Still, it doesn't make it ok for someone to walk around your house just because it was unlocked. It's not ok for someone to take your car for a ride either, even if the only damage was some wasted gas ("bandwidth").

Just my opinion. Sorry, if it irritates you, Don

 

[Mark_AR]

It is a double edged sword.

The offender was wrong for accessing the Wi-Fi network without permission in a vehicle.(war-driving) The person couldn't have been parked *just* to check his email.

It would be interesting to see *WHY* he was using the open network in the first place.

It may be different if it was in an apartment building or neighbor to neighbor acccess like some others above had indicated.

Some airports & truckstops offer free wi-fi access. Some charge per hour/day.

Still, it falls upon the signal owner to have WEP encryption turned on.

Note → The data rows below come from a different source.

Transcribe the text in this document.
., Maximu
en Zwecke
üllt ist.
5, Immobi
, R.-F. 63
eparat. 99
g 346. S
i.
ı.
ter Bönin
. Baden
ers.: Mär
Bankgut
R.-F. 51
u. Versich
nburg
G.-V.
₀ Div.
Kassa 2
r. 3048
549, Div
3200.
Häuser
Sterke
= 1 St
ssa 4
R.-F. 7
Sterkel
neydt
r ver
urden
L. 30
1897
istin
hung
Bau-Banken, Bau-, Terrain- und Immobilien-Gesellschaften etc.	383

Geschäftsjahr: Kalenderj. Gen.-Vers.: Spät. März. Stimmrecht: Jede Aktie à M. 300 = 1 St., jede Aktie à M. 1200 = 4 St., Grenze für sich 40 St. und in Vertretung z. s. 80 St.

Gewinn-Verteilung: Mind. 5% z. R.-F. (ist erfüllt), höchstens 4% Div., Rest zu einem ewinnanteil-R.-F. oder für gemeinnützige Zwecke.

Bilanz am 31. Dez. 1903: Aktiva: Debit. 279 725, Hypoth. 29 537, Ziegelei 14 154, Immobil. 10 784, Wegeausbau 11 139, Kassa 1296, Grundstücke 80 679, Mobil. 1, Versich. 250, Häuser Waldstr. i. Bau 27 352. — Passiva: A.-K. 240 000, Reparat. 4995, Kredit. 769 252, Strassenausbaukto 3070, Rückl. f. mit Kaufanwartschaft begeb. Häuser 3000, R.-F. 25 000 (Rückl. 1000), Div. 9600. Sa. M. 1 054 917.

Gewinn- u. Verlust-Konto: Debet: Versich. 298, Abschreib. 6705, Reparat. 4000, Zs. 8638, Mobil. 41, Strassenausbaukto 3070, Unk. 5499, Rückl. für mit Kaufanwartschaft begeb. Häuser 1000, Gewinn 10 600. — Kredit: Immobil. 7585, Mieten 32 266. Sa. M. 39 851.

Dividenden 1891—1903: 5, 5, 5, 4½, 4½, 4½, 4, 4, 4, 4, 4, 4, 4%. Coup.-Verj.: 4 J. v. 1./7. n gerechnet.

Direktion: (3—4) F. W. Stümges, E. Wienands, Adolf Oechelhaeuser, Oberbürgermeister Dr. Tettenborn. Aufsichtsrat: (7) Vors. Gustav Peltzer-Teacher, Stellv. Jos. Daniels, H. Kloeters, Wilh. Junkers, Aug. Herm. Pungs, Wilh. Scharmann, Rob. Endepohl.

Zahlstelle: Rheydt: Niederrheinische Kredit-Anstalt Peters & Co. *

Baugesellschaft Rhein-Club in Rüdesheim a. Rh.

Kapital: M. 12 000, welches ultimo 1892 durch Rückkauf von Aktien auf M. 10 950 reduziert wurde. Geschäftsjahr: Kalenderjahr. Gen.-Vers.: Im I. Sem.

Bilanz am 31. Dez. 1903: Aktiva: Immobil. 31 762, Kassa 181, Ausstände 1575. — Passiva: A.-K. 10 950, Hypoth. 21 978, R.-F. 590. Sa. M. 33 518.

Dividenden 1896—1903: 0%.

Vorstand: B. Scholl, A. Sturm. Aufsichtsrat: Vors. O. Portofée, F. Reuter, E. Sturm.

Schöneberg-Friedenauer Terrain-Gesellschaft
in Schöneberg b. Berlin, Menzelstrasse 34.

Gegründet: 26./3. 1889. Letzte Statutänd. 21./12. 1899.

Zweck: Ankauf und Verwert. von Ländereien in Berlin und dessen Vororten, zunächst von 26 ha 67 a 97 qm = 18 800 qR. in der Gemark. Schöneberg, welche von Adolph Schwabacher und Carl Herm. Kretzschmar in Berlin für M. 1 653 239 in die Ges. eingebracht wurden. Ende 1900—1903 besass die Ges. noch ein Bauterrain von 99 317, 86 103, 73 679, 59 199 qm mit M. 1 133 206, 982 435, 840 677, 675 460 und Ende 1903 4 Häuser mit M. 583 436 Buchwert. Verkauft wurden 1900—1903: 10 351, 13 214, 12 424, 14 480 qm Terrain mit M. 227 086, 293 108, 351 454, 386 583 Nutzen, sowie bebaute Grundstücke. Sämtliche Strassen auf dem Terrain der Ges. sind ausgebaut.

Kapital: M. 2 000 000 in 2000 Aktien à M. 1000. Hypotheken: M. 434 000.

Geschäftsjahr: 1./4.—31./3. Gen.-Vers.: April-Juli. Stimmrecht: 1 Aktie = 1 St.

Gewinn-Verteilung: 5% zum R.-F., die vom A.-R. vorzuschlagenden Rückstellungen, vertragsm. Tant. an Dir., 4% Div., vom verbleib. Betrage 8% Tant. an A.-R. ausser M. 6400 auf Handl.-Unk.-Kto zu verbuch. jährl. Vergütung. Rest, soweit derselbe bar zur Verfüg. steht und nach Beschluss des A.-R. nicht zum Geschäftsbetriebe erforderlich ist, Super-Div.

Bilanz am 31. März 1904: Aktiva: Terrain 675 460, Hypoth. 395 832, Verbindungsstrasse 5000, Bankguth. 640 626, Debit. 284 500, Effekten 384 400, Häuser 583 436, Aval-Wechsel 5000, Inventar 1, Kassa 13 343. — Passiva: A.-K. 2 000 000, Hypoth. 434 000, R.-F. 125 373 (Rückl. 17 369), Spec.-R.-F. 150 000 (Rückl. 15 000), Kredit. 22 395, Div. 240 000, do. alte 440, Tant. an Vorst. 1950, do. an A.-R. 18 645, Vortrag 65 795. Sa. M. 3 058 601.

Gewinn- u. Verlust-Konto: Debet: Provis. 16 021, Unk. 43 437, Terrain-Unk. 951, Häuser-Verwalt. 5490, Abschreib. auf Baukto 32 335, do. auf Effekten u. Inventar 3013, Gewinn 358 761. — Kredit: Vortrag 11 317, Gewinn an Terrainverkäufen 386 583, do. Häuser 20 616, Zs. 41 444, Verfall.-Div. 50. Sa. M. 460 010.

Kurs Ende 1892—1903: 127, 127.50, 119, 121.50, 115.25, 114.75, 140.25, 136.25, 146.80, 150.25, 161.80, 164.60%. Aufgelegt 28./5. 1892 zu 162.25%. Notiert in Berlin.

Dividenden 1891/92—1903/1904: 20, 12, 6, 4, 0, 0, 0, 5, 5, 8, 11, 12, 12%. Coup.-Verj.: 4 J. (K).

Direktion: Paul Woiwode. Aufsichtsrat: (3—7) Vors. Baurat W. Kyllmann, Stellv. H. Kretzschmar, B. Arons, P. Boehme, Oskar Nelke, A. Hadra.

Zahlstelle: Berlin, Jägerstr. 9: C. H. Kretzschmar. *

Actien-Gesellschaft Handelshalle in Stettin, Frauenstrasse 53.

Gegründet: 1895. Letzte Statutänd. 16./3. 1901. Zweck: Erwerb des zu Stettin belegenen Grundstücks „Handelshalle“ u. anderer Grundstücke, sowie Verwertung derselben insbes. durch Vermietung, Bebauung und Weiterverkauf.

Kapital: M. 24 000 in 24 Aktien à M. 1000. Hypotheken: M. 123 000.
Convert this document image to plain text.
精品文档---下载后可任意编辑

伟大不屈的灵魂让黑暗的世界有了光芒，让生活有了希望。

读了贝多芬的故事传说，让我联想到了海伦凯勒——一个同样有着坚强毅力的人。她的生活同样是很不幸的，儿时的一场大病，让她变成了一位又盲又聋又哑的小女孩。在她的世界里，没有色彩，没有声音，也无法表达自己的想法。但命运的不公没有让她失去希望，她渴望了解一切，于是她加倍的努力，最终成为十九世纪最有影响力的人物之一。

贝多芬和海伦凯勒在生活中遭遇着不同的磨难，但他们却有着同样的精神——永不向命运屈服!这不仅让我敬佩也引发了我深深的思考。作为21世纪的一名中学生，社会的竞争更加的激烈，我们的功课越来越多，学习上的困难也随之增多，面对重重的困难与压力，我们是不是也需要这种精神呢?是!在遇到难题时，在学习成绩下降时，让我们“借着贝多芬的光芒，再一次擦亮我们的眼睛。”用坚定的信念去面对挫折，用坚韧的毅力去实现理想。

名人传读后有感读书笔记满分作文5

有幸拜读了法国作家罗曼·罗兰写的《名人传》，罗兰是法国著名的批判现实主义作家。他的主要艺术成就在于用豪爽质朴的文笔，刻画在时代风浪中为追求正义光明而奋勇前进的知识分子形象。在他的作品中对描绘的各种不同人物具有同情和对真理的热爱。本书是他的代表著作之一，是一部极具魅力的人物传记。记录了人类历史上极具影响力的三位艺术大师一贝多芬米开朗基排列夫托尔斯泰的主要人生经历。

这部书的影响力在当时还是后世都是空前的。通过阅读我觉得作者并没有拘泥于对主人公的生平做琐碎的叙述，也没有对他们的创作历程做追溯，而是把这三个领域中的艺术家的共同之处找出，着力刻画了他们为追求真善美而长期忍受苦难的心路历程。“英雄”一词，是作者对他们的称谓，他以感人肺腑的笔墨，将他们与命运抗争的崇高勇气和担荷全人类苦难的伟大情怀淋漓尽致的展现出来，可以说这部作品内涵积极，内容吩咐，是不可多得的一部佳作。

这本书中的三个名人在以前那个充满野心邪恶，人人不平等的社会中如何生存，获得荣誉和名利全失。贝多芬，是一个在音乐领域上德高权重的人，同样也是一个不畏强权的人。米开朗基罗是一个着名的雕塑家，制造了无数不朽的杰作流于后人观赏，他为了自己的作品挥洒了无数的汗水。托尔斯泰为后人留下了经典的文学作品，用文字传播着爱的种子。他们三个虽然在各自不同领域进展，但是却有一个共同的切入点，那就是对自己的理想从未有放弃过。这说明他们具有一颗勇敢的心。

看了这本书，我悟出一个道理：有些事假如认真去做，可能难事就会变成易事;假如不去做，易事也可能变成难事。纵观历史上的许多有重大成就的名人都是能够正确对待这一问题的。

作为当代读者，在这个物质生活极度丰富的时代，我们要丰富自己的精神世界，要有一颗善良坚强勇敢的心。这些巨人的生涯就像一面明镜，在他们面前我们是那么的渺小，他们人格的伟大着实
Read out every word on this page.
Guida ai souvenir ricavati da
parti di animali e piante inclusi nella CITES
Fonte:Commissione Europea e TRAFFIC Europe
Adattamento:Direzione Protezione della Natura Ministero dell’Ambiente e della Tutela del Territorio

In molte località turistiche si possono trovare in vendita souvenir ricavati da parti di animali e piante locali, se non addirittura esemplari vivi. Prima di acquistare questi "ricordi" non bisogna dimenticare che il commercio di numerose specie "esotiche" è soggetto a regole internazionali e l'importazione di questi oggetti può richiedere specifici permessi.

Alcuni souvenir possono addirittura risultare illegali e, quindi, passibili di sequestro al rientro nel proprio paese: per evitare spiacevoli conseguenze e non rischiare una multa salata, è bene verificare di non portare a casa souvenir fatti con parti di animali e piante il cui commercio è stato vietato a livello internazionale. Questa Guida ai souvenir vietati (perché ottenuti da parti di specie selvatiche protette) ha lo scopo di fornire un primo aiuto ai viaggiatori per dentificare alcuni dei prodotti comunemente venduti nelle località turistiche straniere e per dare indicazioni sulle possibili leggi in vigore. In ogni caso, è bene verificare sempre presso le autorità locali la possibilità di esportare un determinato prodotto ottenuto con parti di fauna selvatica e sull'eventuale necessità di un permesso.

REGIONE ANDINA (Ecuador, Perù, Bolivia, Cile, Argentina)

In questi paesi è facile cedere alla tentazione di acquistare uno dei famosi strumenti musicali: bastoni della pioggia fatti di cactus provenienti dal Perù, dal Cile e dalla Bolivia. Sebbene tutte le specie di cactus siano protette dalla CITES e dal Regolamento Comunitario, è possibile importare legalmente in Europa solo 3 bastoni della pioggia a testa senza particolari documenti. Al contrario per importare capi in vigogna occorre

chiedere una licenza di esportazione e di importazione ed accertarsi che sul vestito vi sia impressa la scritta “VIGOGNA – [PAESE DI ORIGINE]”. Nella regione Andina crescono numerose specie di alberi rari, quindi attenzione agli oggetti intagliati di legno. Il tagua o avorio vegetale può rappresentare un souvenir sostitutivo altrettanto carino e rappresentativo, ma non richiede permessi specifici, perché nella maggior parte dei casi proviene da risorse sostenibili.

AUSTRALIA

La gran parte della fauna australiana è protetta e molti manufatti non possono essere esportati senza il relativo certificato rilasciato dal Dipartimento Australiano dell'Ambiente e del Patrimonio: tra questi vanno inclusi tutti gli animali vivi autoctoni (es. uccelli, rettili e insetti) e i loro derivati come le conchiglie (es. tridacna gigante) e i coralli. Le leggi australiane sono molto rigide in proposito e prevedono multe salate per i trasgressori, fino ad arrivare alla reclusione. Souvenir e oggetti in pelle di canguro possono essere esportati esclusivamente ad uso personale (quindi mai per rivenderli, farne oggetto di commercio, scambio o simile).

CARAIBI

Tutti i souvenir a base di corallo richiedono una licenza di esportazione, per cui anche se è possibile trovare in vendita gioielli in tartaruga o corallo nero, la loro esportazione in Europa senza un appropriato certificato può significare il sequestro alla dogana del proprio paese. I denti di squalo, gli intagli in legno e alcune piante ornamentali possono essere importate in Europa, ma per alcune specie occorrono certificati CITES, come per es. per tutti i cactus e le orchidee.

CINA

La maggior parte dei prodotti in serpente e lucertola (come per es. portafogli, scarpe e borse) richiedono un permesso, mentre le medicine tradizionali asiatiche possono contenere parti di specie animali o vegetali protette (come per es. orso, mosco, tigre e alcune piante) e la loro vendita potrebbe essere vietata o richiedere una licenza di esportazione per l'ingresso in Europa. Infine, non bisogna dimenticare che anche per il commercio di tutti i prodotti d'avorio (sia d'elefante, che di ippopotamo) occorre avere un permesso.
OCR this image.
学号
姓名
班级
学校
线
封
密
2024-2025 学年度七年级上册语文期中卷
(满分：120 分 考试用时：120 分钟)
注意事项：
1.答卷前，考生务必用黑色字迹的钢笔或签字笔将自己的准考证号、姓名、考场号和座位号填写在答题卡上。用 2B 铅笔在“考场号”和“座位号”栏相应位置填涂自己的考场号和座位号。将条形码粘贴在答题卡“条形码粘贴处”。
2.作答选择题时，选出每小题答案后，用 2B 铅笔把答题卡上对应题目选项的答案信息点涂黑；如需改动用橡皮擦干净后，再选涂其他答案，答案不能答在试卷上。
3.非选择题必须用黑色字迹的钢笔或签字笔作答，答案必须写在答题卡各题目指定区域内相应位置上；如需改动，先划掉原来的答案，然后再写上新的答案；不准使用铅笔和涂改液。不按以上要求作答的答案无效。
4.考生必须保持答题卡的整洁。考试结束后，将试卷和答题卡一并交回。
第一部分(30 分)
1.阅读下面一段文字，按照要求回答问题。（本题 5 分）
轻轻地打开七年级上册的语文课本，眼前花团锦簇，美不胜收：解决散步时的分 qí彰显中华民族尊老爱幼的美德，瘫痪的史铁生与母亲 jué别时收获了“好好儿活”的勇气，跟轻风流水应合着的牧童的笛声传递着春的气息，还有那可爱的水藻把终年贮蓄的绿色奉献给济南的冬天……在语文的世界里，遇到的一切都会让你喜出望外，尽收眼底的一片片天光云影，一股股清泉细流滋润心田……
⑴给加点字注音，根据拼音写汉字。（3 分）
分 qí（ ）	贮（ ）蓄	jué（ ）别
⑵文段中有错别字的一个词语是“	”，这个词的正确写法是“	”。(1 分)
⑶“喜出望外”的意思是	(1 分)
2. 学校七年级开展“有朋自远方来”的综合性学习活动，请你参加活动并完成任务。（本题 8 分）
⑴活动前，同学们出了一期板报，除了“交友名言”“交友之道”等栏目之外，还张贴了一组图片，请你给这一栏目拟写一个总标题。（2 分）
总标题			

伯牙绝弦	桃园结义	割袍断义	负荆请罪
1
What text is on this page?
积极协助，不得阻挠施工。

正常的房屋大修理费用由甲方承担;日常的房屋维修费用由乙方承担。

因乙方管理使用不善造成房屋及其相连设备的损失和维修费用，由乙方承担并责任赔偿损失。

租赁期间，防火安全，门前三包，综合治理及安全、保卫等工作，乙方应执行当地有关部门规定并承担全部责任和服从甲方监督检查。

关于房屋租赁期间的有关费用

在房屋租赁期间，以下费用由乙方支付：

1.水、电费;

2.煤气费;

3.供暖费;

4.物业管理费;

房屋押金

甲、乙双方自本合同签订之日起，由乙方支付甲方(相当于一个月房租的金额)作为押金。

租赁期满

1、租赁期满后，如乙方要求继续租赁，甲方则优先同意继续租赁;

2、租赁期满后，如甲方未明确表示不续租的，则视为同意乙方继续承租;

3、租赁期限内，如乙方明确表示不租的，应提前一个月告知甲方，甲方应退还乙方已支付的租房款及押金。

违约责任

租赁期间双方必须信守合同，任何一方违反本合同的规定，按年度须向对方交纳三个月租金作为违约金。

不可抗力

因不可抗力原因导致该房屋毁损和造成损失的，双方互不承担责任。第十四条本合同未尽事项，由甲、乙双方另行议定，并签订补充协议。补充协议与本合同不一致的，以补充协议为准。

You can see in most your router settings ANY computer hooked into your connection. Regardless of spoofing a MAC address or not. If you have 3 connections and only 2 computers, there is someone on the network that doesn't belong.

Change your password weekly if you are in town. Don't use common words. A combination of letters and numbers will slow unauthorized users down unless they are *motivated* to break into your netowrk.

 

[damaged]

One of the clients I work for, is next to a suite of offices, we had one laptop on wireless, nothing else, one day I noticed (boss complained his laptop kept loosing internet suddenly till reboot), so I did a little looking and noted a nearby unsecured wireless network that was causing the laptop to use it, obviously I made it so it would no longer try and automatically connect to that persons WAP, I figured out what office it came from (the name on the SID was the initials of his law office), and it was a lawyer, so I went in and asked him if he had a WAP, he said yes, and I offered to secure the WAP for FREE, to prevent spammers from using it or what have you, he refused, said he didn't care..putz, anyways, my point is that in my situation, if I (or someone) had not explicitly forced windows to NOT connect, I(they) could have been charged too, and it would not have been on purpose, and if I was not there, my boss would have never figured out how to disable that 'feature'. Just a thought. If the wireless connection had been password protected and all that, THAT I can see being considered theft.

 

[Foxbat]

Here's an interesting tidbit from the Internet Storm Center's Handlers' Diaries: http://isc.sans.org/diary.php?date=2005-06-26 and scroll down to the entry from Cédric Blancher. He talks about something called "WiFiTap", which makes one want to shut down their 802.11? connection immediately.

 

[damaged]

Yes, I read that (I'm a member of SANS). Yet another reason I'm glad we no longer have the WAP.